Taufik Berharap Agus Rahardjo Beri Penjelasan Rinci terkait Kasus KTP-E

JAKARTA (4 Desember): Anggota Komisi III DPR Taufik Basari berharap mantan pimpinan KPK Agus Rahardjo bisa menjelaskan lebih rinci kepada DPR terkait sikap Presiden Joko Widodo yang disebut mengintervensi proses hukum kasus KTP elektronik (KTP-E).

“Pernyataan Agus ini hal yang serius untuk ditindaklanjuti. Pak Agus mesti menjelaskan secara benderang soal ini jangan sampai menimbulkan asumsi-asumsi,” jelasnya, Jumat (1/12).

Legislator NasDem itu menegaskan, penjelasan yang rinci tersebut dibutuhkan untuk menemukan kebenaran. Jika itu benar maka menjadi persoalan bagi jaminan independensi KPK.

“Proses hukum tidak boleh diintervensi kekuasaan. Penegakan hukum tidak boleh berdasarkan kepentingan tertentu. Kami berharap ada penjelasan lebih lanjut dari Pak Agus,” pinta Taufik.

Sebelumnya, viral di media sosial pengakuan Agus Rahardjo terkait dirinya pernah dipanggil dan dimarahi Presiden Jokowi.
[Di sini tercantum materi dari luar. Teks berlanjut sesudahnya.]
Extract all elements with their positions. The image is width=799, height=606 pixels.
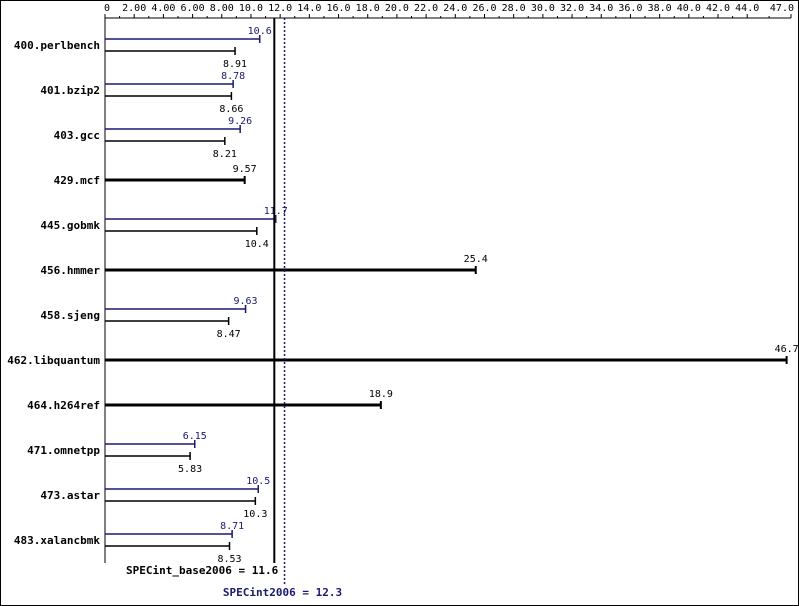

Dalam potongan wawancara tersebut, Ketua KPK periode 2015-2019 itu mengatakan hal itu untuk pertama kali ia ungkap ke publik.

“Saya pikir kan baru sekali ini saya mengungkapkannya di media yang kemudian ditonton orang banyak,” kata Agus.

Baca juga: Cerita dari Pencipta Logo NasDem, Begini Filosofinya

Menurutnya, kala itu ia dipanggil Jokowi yang memintanya untuk menghentikan kasus KTP-E yang menyeret Ketua DPR Setya Novanto.

“Saya terus terang, waktu kasus KTP-E saya dipanggil sendirian oleh Presiden. Presiden pada waktu itu ditemani Pak Pratikno (Menteri Sekretaris Negara). Presiden sudah marah, baru masuk beliau sudah ngomong, ‘hentikan!,” ungkap Agus.

“Kan saya heran, yang dihentikan apanya? Setelah saya duduk ternyata saya baru tahu kalau yang (Jokowi) suruh hentikan itu adalah kasusnya Pak Setnov,” sambungnya.

Namun, Agus tidak menjalankan perintah tersebut. Pasalnya, surat perintah penyidikan (sprindik) kasus KTP-E dengan tersangka Setnov sudah terbit tiga minggu sebelum ia dipanggil.

Lalu alasan lainnya adalah saat itu KPK kala itu masih independen dan tidak ada mekanisme surat perintah penghentian penyidikan (SP3).

“Saya bicara apa adanya saja bahwa sprindik sudah saya keluarkan tiga minggu yang lalu dan di KPK itu enggak ada SP3, enggak mungkin saya memberhentikan kasus itu,” ungkap Agus.